I have a t-mobile iphone 6 IOS 8.3. I want to use a second iphone I own for internet & apps while not using the same phone I use for uber. Don't want to get another monthly plan with internet and do not want a phone from Uber as I am only driving 2-3 days a week.

T-mobile wants about $80 a month to unlock my tethering, now I know if I jailbreak my phone I can get an app from cydia but really didn't want to jailbreak my phone.

Anyone have any workarounds for this?

Thanks in advance...

And for some of the smart asses on here, yes I have searched the internet. No real working finds, thought maybe someone in the community here may have a fix for me.


----------



## SCdave (Jun 27, 2014)

Most Mobile Providers call this a Hotspot. It is either free up to your Data Plan or possibly needs to be turned on as an additional service. Or sometimes even though you have an "Unlimited Plan", your Mobile Provider may limit the Wi-Fi Hotspot Data.

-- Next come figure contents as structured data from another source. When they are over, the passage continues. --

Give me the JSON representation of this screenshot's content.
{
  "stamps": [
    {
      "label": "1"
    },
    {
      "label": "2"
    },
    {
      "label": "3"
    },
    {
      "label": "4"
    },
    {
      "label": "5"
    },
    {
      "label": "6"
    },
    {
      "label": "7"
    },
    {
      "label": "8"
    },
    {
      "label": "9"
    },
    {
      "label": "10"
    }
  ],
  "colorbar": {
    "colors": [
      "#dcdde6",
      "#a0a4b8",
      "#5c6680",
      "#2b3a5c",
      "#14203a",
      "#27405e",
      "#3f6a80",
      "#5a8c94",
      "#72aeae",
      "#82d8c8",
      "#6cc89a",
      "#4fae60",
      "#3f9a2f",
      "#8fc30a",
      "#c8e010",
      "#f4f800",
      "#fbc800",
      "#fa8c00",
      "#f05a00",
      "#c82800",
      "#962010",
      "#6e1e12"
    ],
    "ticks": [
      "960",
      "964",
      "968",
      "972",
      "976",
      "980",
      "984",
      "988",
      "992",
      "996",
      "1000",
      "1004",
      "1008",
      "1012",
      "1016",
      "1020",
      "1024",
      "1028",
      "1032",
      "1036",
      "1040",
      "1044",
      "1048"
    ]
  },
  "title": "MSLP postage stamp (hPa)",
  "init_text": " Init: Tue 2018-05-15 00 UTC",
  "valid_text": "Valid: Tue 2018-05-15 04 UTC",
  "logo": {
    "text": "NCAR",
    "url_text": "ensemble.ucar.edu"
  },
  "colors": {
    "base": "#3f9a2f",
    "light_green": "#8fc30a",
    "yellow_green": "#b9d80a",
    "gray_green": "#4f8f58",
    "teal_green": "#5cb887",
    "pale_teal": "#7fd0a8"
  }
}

You Create / Enable the Hotspot on your Smartphone. Assign a Password. Then connect through Wi-Fi just like signing in a Starbucks or your home Wi-Fi. Other methods but this is easy, or is for me. Usually you can connect multiple devices using your iphone Hotspot.

Again, should be free with T-Mobile (I'd think) as a Hotspot. I don't have T-Mobile so just winging i. Here are some links I found, hopefully they are helpful or someone else can offer better info?

T-Mobile Hotspot Info http://offers.t-mobile.com/tethering/admin/faq.jsp

Enable iphone 6 Hotspot: http://www.naldotech.com/how-to-enable-wifi-hotspot-on-iphone-6-6-plus-ios-8/

Enable iphone 6 Hotspot on T-Mobile: https://support.t-mobile.com/docs/DOC-15778


----------